In response to these findings, the researcher noted that the prevalence of aggressive and demeaning acts in videos featuring teenagers, “may signal to viewers of all ages that these acts are not only normative and legitimate but perhaps even expected,” thus creating social pressure on both young women and men to re-enact them with their sexual partners.

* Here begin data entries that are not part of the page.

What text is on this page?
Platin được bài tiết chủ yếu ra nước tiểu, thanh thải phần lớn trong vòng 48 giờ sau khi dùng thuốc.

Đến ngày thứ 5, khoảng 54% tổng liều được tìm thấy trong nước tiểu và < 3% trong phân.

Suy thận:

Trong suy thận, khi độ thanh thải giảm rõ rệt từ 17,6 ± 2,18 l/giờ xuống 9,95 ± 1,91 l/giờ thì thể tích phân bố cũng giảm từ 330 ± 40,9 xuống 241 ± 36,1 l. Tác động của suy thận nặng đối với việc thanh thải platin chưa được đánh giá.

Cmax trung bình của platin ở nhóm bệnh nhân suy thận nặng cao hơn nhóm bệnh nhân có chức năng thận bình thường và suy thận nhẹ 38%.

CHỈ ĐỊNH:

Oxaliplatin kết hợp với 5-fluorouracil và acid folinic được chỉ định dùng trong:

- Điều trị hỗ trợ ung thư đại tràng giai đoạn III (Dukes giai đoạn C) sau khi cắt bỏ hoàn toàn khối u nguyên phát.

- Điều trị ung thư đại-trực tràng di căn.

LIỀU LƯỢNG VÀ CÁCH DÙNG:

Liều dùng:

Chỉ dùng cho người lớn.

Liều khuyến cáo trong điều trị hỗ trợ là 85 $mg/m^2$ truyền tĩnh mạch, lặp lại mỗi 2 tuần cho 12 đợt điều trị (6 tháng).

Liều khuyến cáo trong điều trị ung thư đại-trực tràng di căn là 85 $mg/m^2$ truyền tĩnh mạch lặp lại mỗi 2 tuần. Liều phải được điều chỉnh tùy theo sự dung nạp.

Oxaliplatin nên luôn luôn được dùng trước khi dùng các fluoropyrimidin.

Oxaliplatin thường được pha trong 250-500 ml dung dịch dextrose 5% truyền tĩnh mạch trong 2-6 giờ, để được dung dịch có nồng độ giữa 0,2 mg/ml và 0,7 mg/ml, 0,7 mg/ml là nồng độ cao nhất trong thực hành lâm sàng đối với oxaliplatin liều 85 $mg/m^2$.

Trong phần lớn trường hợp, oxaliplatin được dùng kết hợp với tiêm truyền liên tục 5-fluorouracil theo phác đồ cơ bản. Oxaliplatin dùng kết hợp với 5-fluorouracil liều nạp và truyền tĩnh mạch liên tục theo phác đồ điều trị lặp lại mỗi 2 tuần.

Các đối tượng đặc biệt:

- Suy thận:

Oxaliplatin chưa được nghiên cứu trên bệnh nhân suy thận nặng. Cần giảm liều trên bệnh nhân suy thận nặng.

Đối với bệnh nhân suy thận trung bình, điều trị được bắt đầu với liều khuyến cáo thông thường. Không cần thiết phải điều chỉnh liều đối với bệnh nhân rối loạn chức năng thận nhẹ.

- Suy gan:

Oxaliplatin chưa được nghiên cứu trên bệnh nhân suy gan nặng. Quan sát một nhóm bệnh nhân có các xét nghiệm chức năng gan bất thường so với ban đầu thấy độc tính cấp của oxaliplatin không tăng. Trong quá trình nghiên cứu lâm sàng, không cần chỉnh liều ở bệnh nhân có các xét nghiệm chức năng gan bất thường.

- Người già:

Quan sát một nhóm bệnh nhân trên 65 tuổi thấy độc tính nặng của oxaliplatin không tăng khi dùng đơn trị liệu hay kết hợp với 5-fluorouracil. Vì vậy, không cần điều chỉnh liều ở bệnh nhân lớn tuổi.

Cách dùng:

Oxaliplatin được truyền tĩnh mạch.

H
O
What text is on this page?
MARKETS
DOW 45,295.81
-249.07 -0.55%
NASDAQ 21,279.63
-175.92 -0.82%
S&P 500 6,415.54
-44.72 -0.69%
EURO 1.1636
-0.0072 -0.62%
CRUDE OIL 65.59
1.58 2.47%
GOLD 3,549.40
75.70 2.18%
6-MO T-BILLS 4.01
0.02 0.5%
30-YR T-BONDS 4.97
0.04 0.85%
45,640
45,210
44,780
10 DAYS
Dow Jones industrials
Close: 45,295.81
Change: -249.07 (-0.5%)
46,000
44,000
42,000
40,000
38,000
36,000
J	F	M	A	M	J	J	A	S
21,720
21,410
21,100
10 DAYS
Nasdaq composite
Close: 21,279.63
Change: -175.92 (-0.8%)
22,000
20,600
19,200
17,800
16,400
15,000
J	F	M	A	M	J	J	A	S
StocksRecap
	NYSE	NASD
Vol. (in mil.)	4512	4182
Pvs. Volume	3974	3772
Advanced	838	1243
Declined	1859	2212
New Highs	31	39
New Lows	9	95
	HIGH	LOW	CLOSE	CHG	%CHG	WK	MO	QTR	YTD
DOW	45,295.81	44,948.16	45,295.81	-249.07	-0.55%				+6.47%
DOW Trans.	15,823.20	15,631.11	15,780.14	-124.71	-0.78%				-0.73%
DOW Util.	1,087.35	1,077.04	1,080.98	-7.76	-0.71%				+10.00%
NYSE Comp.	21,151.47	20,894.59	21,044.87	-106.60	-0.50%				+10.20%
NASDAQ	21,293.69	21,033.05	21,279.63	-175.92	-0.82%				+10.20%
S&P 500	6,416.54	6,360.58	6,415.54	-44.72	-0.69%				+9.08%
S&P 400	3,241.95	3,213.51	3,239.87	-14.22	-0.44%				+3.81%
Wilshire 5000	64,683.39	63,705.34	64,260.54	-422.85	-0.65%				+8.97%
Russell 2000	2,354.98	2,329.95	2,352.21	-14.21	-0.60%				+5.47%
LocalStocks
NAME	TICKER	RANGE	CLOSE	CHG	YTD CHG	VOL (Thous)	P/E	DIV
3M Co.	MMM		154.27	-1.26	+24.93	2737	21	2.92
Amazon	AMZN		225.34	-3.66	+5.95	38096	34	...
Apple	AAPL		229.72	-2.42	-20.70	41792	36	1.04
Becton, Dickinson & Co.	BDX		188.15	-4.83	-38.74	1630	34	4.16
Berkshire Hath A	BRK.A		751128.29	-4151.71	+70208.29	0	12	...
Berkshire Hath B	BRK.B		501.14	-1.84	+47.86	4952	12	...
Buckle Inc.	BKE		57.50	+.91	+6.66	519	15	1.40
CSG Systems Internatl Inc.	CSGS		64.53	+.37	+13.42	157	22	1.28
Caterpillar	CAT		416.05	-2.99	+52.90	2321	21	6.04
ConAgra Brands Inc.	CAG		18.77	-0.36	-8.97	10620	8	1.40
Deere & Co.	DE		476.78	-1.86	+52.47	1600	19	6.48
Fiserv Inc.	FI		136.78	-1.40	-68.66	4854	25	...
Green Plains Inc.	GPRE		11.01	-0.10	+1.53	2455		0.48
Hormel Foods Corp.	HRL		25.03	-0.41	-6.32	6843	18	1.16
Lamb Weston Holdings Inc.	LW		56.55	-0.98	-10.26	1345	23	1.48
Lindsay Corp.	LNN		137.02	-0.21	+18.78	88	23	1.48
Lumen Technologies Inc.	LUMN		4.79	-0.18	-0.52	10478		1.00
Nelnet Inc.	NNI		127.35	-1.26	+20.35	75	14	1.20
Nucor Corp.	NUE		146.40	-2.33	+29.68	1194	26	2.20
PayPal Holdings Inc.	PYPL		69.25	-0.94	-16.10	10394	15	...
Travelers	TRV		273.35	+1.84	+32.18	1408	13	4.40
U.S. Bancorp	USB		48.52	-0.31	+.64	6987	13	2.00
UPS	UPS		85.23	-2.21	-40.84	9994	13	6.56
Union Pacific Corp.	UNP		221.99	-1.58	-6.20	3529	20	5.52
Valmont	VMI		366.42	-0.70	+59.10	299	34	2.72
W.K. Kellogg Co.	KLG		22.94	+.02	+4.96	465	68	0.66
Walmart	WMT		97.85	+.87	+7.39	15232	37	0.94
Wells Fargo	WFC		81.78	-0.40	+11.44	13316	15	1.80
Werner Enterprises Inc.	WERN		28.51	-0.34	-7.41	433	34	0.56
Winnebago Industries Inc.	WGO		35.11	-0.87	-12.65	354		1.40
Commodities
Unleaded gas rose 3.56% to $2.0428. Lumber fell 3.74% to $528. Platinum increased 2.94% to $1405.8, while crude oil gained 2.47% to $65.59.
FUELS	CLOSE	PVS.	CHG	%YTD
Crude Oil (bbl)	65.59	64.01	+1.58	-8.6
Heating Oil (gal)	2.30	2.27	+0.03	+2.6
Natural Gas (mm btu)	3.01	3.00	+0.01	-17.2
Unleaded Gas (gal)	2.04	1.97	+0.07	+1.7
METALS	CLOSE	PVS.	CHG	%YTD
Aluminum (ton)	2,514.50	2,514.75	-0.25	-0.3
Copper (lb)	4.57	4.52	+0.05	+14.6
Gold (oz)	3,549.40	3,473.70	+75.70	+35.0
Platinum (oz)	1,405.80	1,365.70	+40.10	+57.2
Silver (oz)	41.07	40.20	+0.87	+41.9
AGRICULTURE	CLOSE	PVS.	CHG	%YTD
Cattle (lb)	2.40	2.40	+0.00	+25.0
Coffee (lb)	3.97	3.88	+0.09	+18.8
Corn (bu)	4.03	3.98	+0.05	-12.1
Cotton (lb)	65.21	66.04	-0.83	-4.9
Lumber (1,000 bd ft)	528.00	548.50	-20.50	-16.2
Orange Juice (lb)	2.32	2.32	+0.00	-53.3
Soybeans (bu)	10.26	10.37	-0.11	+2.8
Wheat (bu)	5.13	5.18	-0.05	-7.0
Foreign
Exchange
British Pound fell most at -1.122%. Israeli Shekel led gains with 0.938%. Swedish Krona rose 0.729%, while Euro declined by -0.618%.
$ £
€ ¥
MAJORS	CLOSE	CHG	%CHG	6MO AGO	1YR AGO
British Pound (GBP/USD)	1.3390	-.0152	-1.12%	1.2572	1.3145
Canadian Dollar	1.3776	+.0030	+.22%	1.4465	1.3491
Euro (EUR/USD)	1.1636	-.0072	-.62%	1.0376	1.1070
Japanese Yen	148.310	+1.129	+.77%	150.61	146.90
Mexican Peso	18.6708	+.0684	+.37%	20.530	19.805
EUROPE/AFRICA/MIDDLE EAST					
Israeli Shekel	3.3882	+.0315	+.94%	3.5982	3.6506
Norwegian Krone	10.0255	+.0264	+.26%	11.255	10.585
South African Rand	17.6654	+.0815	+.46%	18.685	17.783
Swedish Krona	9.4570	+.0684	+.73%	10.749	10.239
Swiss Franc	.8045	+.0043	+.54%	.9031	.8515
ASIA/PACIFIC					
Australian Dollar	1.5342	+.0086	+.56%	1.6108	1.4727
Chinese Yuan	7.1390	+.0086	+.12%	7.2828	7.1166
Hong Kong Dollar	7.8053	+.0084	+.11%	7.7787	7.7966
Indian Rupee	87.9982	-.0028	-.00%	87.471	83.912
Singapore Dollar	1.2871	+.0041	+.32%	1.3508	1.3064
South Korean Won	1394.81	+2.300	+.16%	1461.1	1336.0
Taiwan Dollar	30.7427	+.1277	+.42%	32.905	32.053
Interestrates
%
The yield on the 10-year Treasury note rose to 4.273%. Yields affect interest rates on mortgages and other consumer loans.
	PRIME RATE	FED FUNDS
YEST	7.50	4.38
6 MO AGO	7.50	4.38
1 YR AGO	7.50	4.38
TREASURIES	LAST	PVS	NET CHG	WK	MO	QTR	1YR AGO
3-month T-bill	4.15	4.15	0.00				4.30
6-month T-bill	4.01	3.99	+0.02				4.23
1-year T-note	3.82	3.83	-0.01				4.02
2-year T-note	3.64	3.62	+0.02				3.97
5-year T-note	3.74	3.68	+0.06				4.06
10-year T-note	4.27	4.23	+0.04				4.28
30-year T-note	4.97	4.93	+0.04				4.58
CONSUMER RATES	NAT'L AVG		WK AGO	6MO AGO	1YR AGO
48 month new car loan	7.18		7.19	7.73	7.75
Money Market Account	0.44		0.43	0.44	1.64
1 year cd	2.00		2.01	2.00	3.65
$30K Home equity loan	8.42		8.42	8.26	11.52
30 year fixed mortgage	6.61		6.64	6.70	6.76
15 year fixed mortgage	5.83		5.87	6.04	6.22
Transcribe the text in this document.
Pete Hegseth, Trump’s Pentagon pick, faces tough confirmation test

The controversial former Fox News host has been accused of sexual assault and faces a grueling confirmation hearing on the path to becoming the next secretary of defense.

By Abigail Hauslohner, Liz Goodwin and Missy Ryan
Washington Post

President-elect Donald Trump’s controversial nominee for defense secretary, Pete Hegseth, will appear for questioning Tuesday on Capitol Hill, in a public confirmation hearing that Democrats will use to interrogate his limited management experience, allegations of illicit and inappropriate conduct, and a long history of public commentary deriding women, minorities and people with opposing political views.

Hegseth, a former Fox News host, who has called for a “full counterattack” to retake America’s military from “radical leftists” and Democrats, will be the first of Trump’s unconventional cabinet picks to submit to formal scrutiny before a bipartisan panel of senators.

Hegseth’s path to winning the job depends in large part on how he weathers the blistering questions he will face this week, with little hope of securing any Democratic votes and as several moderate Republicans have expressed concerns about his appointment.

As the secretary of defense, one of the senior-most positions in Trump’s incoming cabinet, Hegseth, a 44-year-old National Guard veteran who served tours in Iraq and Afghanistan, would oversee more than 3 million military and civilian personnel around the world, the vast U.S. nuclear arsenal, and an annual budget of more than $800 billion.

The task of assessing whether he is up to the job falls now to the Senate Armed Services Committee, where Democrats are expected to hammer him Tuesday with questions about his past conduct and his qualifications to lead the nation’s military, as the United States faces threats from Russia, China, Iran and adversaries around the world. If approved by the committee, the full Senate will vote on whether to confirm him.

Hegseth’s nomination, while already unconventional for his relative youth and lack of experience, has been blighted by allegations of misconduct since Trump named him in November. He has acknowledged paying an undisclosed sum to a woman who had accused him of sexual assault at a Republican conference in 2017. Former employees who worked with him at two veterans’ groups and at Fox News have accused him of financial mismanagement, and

Of further concern, it was noted that “the high prevalence of unprotected anal intercourse in such videos may lead female teenagers to engage more frequently in unprotected anal sex,” thus increasing their risk for various STDs. (1)

In a separate content analysis of free, Internet pornography, researchers found that nearly half of all videos in which two or more persons were present ended with the act of ejaculation on the face or mouth of a female by one or more males. (2)

A 2010 analysis of the 50 most popular pornographic videos (those bought and rented most often) found that 88% of scenes contained physical violence, and 49% contained verbal aggression.16 Eighty-seven percent of aggressive acts were perpetrated against women, and 95% of their responses were either neutral or expressions of pleasure. (3)

(1) Eran Shor, “Age, Aggression, and Pleasure in Popular Online Pornographic Videos,” Violence Against Women (2018): 1‒19, doi: 10.1177/1077801218804101. Of note, videos including more than two participants were not included in the analysis.

(2) Stacy Gorman, Elizabeth Monk-Turner, and Jennifer N. Fish, “Free Adult Internet Web Sites: How Prevalent Are Degrading Acts?” Gender Issues 27, no. 3–4 (2010): 131–45, doi:10.1007/s12147-010-9095-7.

(3) Ana J. Bridges, Robert Wosnitzer, Erica Scharrer, Chyng Sun, and Rachael Liberman, “Aggression and Sexual Behavior in Best-Selling Pornography Videos: A Content Analysis Update,” Violence against Women 16, no. 10 (2010): 1065–1085.